The segment that is involved in the fracture might cause a shift in the position of the tooth or the teeth in that region. This leads to abnormal closing of the jaw, dysfunction in the muscles involved in chewing and pain in the temporomandibular joint. Moreover, if the displacement of the segment is an intense one, the gums might develop lacerations. It is often seen that in alveolar fractures the blood supply to the involved teeth is compromised. The root of the teeth may also gets chewed away by the various chemicals that are released following the inflammation due to the fracture.

 

Treatment of fractured alveolar bone

 

Treatment of the alveolar bone fracture consists of repositioning the displaced segment.
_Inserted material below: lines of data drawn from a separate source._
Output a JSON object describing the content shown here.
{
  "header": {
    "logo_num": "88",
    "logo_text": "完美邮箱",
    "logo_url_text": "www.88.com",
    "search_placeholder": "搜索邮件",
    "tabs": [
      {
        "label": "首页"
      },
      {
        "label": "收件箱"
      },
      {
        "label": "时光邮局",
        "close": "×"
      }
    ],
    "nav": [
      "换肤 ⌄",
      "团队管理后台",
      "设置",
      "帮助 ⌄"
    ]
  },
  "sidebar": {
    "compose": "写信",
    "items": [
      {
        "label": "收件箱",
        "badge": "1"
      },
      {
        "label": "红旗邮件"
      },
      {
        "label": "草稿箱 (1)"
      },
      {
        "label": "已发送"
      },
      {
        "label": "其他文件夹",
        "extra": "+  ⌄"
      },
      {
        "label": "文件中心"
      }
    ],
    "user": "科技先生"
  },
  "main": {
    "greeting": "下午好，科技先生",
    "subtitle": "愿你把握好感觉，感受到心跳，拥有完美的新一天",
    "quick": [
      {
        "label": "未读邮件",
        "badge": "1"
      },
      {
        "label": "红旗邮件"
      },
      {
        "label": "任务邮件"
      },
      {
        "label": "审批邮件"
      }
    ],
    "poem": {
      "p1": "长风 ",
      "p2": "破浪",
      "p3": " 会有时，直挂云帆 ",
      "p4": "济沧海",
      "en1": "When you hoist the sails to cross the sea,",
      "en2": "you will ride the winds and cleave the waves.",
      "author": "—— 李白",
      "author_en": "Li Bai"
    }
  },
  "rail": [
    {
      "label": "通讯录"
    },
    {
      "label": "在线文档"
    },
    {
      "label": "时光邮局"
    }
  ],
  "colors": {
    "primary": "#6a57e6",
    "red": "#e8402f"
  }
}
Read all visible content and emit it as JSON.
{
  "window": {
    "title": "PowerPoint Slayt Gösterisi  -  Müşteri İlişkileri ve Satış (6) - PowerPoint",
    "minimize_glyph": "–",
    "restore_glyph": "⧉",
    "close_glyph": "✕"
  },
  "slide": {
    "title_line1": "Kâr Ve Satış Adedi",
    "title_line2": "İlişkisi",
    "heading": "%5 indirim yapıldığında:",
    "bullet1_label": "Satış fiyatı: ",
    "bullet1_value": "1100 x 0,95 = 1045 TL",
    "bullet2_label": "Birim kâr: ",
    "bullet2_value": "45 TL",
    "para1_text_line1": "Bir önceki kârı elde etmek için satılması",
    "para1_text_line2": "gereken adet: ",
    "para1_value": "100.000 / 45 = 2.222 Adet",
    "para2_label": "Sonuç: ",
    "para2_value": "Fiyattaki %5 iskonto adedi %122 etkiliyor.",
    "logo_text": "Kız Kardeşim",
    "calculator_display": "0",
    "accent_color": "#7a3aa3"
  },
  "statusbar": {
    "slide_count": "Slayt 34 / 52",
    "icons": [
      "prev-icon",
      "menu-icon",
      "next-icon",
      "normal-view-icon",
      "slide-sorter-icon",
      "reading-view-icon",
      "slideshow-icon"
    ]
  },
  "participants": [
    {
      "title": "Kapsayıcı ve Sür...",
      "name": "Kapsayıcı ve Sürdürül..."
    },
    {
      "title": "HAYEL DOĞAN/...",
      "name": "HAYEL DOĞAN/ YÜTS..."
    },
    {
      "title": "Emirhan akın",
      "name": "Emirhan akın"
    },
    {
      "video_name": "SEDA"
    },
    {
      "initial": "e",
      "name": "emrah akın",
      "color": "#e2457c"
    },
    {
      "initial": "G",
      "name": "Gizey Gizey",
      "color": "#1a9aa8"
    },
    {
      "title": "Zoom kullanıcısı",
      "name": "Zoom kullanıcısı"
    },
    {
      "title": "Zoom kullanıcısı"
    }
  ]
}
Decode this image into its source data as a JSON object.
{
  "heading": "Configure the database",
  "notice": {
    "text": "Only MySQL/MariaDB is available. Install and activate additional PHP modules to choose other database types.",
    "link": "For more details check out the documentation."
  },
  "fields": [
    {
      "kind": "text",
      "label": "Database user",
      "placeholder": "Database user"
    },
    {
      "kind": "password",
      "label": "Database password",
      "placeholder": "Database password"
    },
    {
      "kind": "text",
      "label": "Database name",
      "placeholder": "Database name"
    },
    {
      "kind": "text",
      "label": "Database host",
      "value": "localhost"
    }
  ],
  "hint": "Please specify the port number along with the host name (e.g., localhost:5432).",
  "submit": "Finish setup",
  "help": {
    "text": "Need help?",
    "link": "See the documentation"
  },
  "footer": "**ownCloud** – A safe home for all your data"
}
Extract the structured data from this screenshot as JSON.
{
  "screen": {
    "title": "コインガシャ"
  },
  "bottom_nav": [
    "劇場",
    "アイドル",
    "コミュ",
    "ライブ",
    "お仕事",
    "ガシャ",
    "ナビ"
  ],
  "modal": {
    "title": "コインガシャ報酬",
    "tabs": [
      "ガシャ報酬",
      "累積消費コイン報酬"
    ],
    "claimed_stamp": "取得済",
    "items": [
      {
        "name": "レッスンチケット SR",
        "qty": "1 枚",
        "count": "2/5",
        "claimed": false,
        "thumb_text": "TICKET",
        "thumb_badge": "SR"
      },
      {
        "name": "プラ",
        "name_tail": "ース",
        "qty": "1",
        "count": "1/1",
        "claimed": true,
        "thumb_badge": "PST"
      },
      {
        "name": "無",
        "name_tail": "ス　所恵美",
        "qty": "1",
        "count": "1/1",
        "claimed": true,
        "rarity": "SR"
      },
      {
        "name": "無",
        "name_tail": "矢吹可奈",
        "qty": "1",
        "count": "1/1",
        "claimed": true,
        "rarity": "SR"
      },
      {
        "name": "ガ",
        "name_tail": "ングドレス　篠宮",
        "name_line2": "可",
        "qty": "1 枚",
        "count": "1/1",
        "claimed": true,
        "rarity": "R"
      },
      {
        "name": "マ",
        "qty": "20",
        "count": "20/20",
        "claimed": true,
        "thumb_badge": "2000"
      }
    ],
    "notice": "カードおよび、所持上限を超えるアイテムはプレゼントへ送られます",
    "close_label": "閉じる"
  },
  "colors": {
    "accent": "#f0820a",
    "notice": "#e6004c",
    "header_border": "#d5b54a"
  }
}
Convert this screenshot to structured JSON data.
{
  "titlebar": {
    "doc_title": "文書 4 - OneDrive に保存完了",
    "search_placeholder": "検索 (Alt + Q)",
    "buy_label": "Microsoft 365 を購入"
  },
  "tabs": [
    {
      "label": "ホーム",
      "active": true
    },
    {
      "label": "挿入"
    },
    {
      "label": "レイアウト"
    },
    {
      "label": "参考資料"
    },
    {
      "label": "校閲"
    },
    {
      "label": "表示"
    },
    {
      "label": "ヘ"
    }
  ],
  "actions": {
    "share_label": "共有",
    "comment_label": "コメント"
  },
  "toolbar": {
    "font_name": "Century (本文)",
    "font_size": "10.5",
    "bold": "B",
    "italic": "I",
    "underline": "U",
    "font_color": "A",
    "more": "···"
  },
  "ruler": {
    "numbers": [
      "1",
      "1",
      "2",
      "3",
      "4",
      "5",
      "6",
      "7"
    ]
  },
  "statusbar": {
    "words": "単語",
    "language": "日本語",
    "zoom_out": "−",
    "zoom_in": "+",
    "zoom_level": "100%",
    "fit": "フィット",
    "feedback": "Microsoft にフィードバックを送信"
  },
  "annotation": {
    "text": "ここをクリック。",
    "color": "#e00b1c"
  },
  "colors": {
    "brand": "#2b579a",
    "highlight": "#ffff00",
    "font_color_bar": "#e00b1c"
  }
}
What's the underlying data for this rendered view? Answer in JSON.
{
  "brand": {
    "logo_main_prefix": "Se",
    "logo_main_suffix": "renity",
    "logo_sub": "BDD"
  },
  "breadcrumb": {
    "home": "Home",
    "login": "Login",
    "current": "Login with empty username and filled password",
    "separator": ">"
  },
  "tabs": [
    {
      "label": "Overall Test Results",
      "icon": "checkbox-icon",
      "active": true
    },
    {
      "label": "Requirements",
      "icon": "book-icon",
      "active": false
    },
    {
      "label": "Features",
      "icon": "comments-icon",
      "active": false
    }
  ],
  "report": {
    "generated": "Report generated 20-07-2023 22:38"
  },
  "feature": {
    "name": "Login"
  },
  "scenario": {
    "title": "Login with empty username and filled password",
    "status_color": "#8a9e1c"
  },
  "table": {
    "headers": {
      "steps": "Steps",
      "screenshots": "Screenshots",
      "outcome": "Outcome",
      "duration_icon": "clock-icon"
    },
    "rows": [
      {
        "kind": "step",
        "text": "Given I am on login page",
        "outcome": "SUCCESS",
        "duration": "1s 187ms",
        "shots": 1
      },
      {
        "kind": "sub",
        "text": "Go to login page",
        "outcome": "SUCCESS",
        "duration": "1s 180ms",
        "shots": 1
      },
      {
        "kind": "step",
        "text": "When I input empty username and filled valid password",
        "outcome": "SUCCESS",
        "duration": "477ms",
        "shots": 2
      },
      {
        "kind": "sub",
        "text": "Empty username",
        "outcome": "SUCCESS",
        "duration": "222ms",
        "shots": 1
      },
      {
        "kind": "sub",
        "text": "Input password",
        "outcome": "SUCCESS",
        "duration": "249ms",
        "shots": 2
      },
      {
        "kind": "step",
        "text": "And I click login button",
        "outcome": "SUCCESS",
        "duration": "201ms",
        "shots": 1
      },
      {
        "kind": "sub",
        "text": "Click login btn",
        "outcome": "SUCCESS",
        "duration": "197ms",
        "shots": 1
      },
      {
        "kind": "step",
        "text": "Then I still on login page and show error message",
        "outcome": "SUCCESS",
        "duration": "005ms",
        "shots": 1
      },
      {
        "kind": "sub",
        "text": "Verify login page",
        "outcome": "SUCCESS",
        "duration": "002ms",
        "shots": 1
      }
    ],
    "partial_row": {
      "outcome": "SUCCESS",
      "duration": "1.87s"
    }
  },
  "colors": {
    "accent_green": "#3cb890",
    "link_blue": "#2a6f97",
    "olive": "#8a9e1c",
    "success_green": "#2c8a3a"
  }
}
This repositioning can be done almost like solving a jigsaw puzzle. Once the segment finds its fit, the dental surgeon will stabilize it through some wiring techniques. Following this, depending on the extent of the fracture, the area is immobilized for a significant time period. In the process, the teeth are also splinted together. The immobilization period maybe as short as 4 weeks and as long as 5 years. Gingival lacerations may be sutured if needed. Teeth that have lost their vitality might need an endodontic therapy which involves cleaning and disinfecting of the root canal followed by its complete restoration.

 

Alveolar fractures might be even more complicated in children. Apart from it being a painful condition for the children, the fractured segment might also affect the tooth bud of the permanent successor and hinder its development. In such a case, the fractured segment is repositioned under general anaesthesia. Moreover, the permanent tooth bud which is in the line of fracture needs to be evaluated at regular time intervals by the dentist through means of radiograph until the tooth erupts.

 

Alveolar fractures affect the entire morphology of the face. It is a condition that needs an expert dental surgeon who can not only reposition the bone but also assure a flowing symmetry of the face, the smile and the functionality of the oral cavity.